On the basis of the association of oxidative stress with chronic fatigue, serum biomarkers associated with oxidative stress and antioxidant defense system were examined. ROS are key oxidative stressors, and MDA is a general quantitative maker of lipid peroxidation by ROS. 38 Oxidative stressors are normally eliminated by various antioxidant mechanisms, including free-radical scavengers, catalase, SOD, and the glutathione oxidation/reduction systems. 39,40 One (1) study showed that the blood concentration of peroxide is significantly higher in patients with CFS than in normal controls. 41 In the current results, serum MDA levels decreased significantly following indirect moxibustion compared to those in a placebo moxibustion control group. Additionally, 4-week moxibustion significantly increased serum levels of total GSH content and GSH-Rx activity (Table 1). Other antioxidant parameters such as TAC, SOD, and GSH-Px did not change significantly following moxibustion treatment.
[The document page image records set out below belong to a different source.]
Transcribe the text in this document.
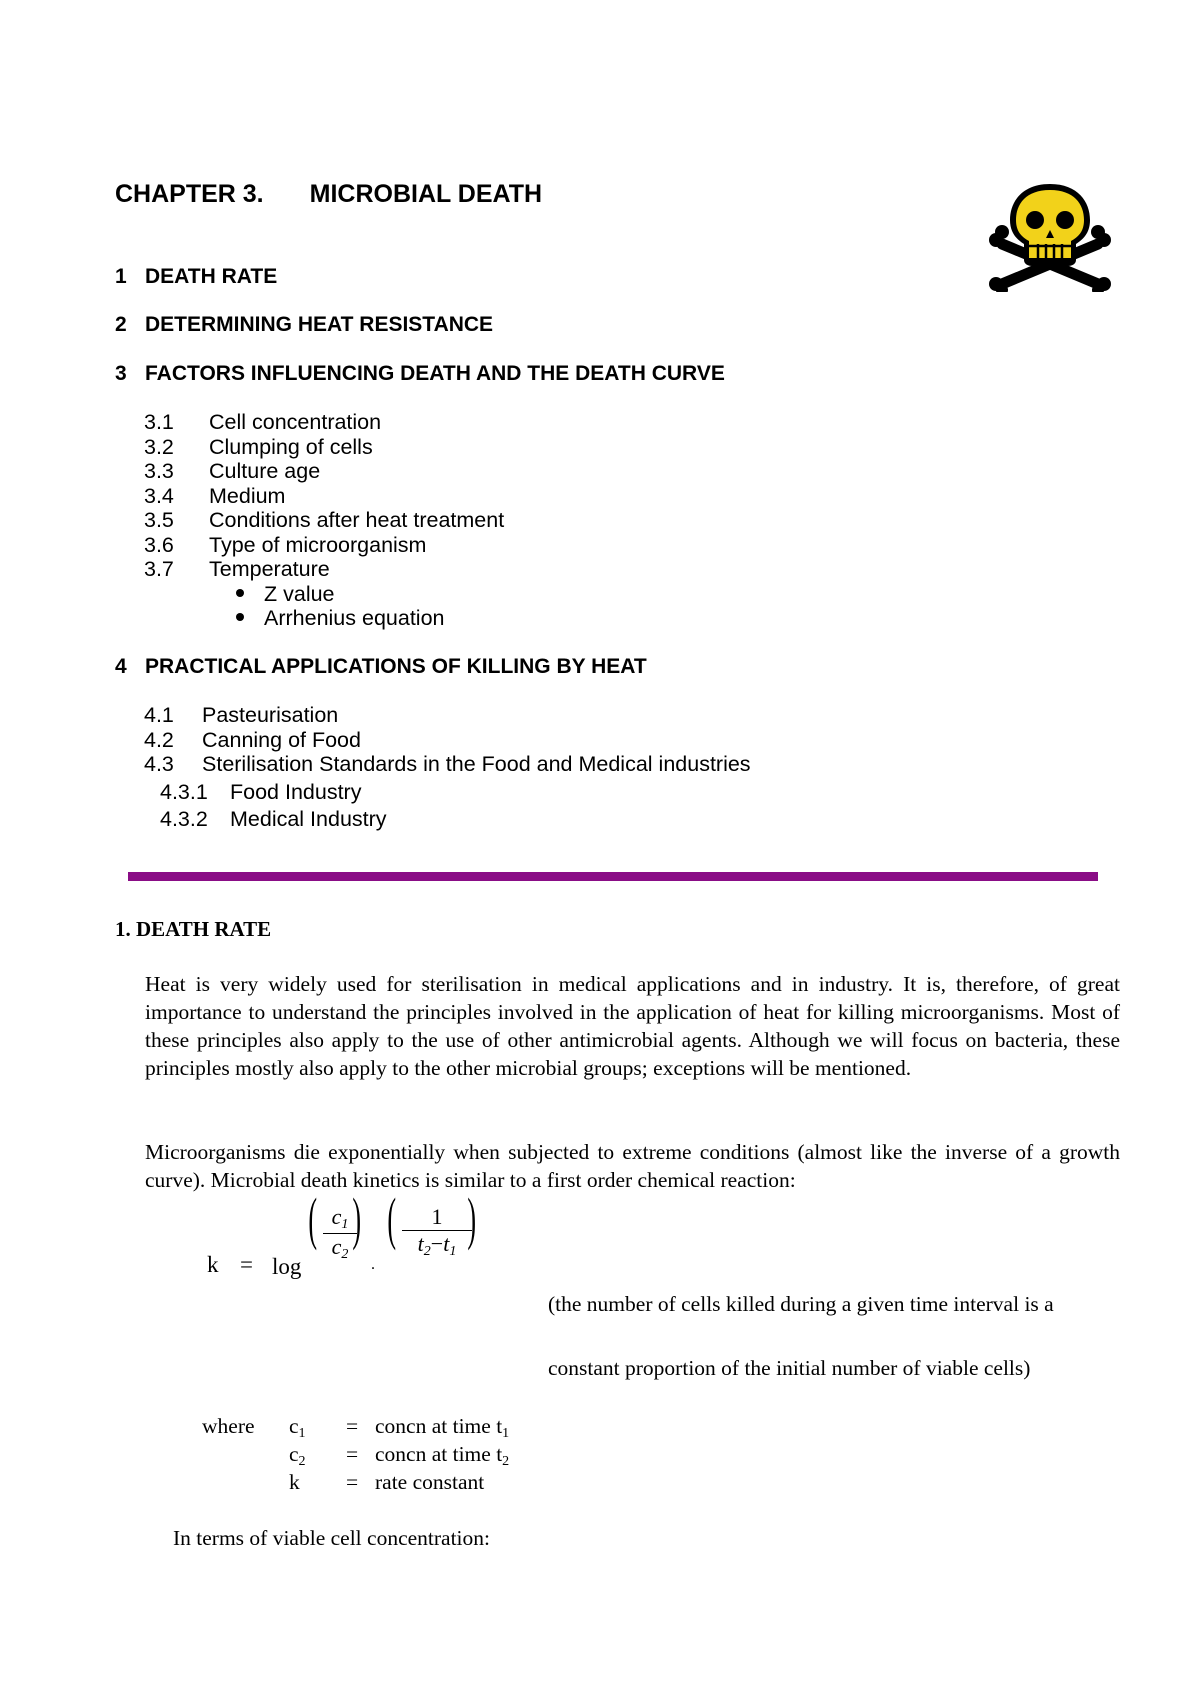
CHAPTER 3. MICROBIAL DEATH
1 DEATH RATE
2 DETERMINING HEAT RESISTANCE
3 FACTORS INFLUENCING DEATH AND THE DEATH CURVE
3.1 Cell concentration
3.2 Clumping of cells
3.3 Culture age
3.4 Medium
3.5 Conditions after heat treatment
3.6 Type of microorganism
3.7 Temperature
Z value
Arrhenius equation
4 PRACTICAL APPLICATIONS OF KILLING BY HEAT
4.1 Pasteurisation
4.2 Canning of Food
4.3 Sterilisation Standards in the Food and Medical industries
4.3.1 Food Industry
4.3.2 Medical Industry
1. DEATH RATE
Heat is very widely used for sterilisation in medical applications and in industry. It is, therefore, of great importance to understand the principles involved in the application of heat for killing microorganisms. Most of these principles also apply to the use of other antimicrobial agents. Although we will focus on bacteria, these principles mostly also apply to the other microbial groups; exceptions will be mentioned.
Microorganisms die exponentially when subjected to extreme conditions (almost like the inverse of a growth curve). Microbial death kinetics is similar to a first order chemical reaction:
k = log
( $\frac{c_1}{c_2}$
)
.
( $\frac{1}{t_2-t_1}$
)
(the number of cells killed during a given time interval is a
constant proportion of the initial number of viable cells)
where $c_1$ = concn at time $t_1$
$c_2$ = concn at time $t_2$
k = rate constant
In terms of viable cell concentration:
To date, no clinical study has reported an antioxidant effect of moxibustion. Only one animal study showed an antioxidant effect of moxibustion pretreatment in a global brain ischemia rat model through modulation of the SOD and MDA enzymes. 14 The current data proposed that modification of antioxidant activity may be a possible mechanism for the antifatigue effect of moxibustion. However, the mechanisms of moxibustion may involve the neuroimmune modulation, circulation improvement, muscle relaxation, and changes of cytokine production. 42,43
Treatment effects can differ according to method, strength, duration, or location of moxibustion or acupuncture stimulation. In this study, subjects were treated with indirect moxibustion using salt-partitioned at CV4 and CV8. The CV4 and CV8 acupoints used in this study are traditionally believed to help immune function, and have been frequently chosen to apply moxibustion treatment for diverse fatigue-associated disorders. 15 One (1) clinical study has shown the therapeutic effect of indirect moxibustion at CV4 and CV8 on primary dysmenorrhea of Cold-Damp type. 44 Also, two studies have shown immune-modulating effects of moxibustion at these acupoints, such as changes in serum interleukin-12 levels and natural-killer cell activity. 45,46
Forty-five (45) participants tested for all clinical procedures including blood sampling took part in this study. This study does not fall under the category of completely blind clinical study due to sensorial differences between the control group and the active moxibustion group. 47 At the end of the trial, some participants speculated that the treatment was real moxibustion: 1 of the control group and 8 of the moxibustion group. This may affect the subjective feeling of their fatigue symptom. Therefore, this may be a weakness of the study results. Another limitation is the lack of follow-up on fatigue levels.
Conclusions
Taken together, this study provides the first evidence of an antifatigue effect of repeated-indirect moxibustion at CV4 and CV8 in patients suffering from chronic fatigue. Further studies are needed to investigate the application and underlying mechanisms of moxibustion to treat patients with CFS in multicenter trials.
Footnotes
Acknowledgments
This study was supported by a grant from the Oriental Medicine R&D Project (B080043), Ministry of Health and Welfare, Republic of Korea.
Disclosure Statement
The authors declare that no competing financial interests exist.